Кожа рук Анатолия Сергеевича покрылась мурашками. А Маня к чему-то прислушалась, и удивленно поглядев на Колесникова, сказала:
– Меня кто-то зовет?
– Кто? – пересохшими губами, спросил Анатолий Сергеевич.
Маня прислушалась:
– Дядя зовет. Ласково. Говорит, где же ты потерялась?
– Что за дядя? – потребовал ответа Колесников, просто умирая от страха.
– Дедушка! – протянула руки к дверям, Маня.
В палату вплыл серебристый призрак, светящийся, в белых одеждах, но тем не менее, по виду, старый, наверное, ровесник Колесникова.
– Манечка, внученька! – улыбнулся он и потянулся за ней. – Пойдем домой, бабушка заждалась!
Девочка весело рассмеялась, и легко впрыгнув в воздух, последовала за дедом, послав на прощание воздушный поцелуй остолбеневшему Колесникову, и только когда они оба исчезли за дверью, Анатолий Сергеевич различил голос дочери. Оказывается, она рассказывала что-то несущественное о своем Сереженьке.
– Боже мой, да за что же мне это? – простонал Колесников и про мучившие его галлюцинации и про глупости своей дочери.
– Папочка, ты пить хочешь, да? – подскочила тут Вера и бросилась ухаживать. – Что же ты сразу не сказал?
5
– Анатолий Сергеевич, мы вас вылечим! Мы можем это сделать! – смеялись молодые ученые, потрясая перед его носом запечатанной колбой с голубой водой.
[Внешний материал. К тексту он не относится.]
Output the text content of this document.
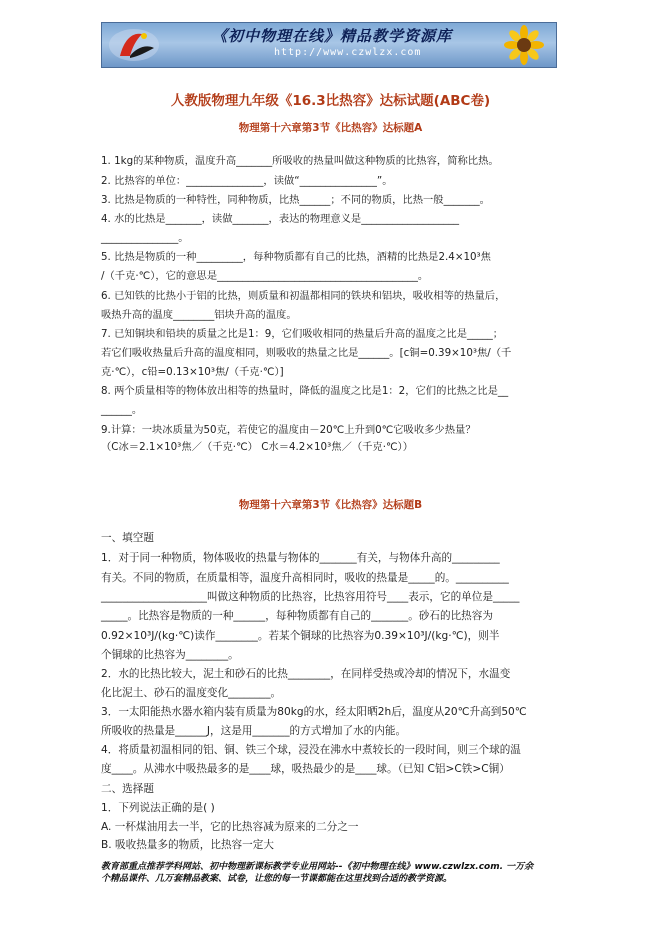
《初中物理在线》精品教学资源库
http://www.czwlzx.com
人教版物理九年级《16.3比热容》达标试题(ABC卷)
物理第十六章第3节《比热容》达标题A
1. 1kg的某种物质，温度升高_______所吸收的热量叫做这种物质的比热容，简称比热。
2. 比热容的单位：_______________，读做“_______________”。
3. 比热是物质的一种特性，同种物质，比热______；不同的物质，比热一般_______。
4. 水的比热是_______，读做_______，表达的物理意义是___________________
_______________。
5. 比热是物质的一种_________，每种物质都有自己的比热，酒精的比热是2.4×10³焦
/（千克·℃），它的意思是_______________________________________。
6. 已知铁的比热小于铝的比热，则质量和初温都相同的铁块和铝块，吸收相等的热量后，
吸热升高的温度________铝块升高的温度。
7. 已知铜块和铅块的质量之比是1：9，它们吸收相同的热量后升高的温度之比是_____；
若它们吸收热量后升高的温度相同，则吸收的热量之比是______。[c铜=0.39×10³焦/（千
克·℃），c铅=0.13×10³焦/（千克·℃）]
8. 两个质量相等的物体放出相等的热量时，降低的温度之比是1：2，它们的比热之比是__
______。
9.计算：一块冰质量为50克，若使它的温度由－20℃上升到0℃它吸收多少热量？
（C冰＝2.1×10³焦／（千克·℃） C水＝4.2×10³焦／（千克·℃））
物理第十六章第3节《比热容》达标题B
一、填空题
1．对于同一种物质，物体吸收的热量与物体的_______有关，与物体升高的_________
有关。不同的物质，在质量相等，温度升高相同时，吸收的热量是_____的。__________
____________________叫做这种物质的比热容，比热容用符号____表示，它的单位是_____
_____。比热容是物质的一种______，每种物质都有自己的_______。砂石的比热容为
0.92×10³J/(kg·℃)读作________。若某个铜球的比热容为0.39×10³J/(kg·℃)，则半
个铜球的比热容为________。
2．水的比热比较大，泥土和砂石的比热________，在同样受热或冷却的情况下，水温变
化比泥土、砂石的温度变化________。
3．一太阳能热水器水箱内装有质量为80kg的水，经太阳晒2h后，温度从20℃升高到50℃
所吸收的热量是______J，这是用_______的方式增加了水的内能。
4．将质量初温相同的铝、铜、铁三个球，浸没在沸水中煮较长的一段时间，则三个球的温
度____。从沸水中吸热最多的是____球，吸热最少的是____球。（已知 C铝>C铁>C铜）
二、选择题
1．下列说法正确的是( )
A. 一杯煤油用去一半，它的比热容减为原来的二分之一
B. 吸收热量多的物质，比热容一定大
教育部重点推荐学科网站、初中物理新课标教学专业用网站--《初中物理在线》www.czwlzx.com. 一万余
个精品课件、几万套精品教案、试卷，让您的每一节课都能在这里找到合适的教学资源。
– Старость – это болезнь. Любую болезнь, как известно, можно вылечить. Так вот, мы изобрели эликсир молодости, а может даже, эликсир бессмертия!
Колесников смотрел с глубоким недоверием.
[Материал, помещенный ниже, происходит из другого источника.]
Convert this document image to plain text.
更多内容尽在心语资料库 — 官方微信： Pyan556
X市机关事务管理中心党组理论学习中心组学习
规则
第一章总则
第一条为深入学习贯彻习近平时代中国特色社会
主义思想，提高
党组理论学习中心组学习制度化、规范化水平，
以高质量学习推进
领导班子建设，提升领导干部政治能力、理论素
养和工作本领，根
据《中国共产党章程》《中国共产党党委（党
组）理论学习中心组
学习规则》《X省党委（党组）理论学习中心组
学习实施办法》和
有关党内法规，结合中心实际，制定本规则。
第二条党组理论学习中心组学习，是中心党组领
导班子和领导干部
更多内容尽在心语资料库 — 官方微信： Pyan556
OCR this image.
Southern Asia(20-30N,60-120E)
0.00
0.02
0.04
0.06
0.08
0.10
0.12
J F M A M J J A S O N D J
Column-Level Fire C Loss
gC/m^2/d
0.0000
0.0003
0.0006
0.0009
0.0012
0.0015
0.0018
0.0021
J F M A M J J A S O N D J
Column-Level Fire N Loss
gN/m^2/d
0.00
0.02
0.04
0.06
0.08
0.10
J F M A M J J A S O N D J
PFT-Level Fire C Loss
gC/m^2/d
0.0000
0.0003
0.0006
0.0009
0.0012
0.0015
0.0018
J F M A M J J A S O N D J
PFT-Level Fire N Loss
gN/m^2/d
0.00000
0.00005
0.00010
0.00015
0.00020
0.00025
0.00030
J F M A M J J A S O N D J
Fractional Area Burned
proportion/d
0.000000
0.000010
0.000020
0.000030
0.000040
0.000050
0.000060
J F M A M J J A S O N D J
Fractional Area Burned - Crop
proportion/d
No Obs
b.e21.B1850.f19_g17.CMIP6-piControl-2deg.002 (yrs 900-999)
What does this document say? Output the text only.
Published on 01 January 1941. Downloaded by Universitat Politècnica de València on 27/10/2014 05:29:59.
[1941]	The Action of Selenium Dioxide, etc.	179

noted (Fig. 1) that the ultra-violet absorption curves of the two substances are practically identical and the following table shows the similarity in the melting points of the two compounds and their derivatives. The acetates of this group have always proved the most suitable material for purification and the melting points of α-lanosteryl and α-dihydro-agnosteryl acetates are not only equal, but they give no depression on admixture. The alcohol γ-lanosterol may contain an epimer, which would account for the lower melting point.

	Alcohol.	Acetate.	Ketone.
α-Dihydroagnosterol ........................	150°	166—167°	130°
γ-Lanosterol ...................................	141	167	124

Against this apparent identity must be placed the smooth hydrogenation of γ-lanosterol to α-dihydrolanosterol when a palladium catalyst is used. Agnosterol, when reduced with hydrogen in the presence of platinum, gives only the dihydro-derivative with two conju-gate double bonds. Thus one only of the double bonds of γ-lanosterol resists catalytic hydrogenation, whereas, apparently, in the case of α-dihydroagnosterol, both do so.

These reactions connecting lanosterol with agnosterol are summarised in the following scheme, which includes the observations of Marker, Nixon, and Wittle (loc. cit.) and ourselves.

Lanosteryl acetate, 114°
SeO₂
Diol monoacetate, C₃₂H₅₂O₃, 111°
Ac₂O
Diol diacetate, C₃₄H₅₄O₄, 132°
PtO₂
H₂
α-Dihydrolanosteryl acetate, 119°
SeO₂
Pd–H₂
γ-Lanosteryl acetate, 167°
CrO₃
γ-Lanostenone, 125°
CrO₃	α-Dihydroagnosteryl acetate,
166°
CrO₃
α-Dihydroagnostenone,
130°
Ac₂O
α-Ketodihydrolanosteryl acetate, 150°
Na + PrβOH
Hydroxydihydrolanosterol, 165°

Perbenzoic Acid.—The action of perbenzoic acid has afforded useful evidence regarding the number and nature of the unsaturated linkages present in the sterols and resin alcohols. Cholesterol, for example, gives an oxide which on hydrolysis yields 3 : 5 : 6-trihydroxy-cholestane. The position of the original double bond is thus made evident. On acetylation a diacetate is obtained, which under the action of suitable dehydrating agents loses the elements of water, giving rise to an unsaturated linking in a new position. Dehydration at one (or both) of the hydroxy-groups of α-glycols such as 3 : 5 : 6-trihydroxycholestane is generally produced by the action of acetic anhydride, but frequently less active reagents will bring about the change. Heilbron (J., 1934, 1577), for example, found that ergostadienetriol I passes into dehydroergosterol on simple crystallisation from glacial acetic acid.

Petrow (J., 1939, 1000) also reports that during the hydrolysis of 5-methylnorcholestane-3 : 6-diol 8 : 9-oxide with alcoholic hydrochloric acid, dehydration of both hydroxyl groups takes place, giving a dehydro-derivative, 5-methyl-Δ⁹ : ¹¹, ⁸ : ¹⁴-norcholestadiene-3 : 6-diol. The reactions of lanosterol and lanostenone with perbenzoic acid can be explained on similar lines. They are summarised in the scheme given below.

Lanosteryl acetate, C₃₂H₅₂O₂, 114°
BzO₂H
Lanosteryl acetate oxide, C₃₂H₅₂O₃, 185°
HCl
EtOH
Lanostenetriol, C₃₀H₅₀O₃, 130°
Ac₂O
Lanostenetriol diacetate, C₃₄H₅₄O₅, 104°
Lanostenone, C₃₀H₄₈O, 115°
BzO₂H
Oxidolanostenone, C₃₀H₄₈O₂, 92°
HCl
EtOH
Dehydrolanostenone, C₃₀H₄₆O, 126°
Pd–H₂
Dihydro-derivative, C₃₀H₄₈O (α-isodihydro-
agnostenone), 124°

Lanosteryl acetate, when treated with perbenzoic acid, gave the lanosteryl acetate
– Анатолий Сергеевич, рискните, чем черт не шутит, – уговаривали его ученые, – правда, пробы прошли только мыши, но успешно, весьма успешно!
Вскричали они, наблюдая его отрицательную реакцию.
– И ведь вам все равно, вас же сюда умирать привезли! – с жестокостью, присущей не только ученым, как правило, сплошь циникам и скептикам, но и вообще молодым людям, заявили они, откупоривая колбу.
Если бы Анатолий Сергеевич мог, он бы пожал плечами и выпил, не глядя, но понюхав содержимое колбы и ощутив явственный запах спирта, скривился от отвращения.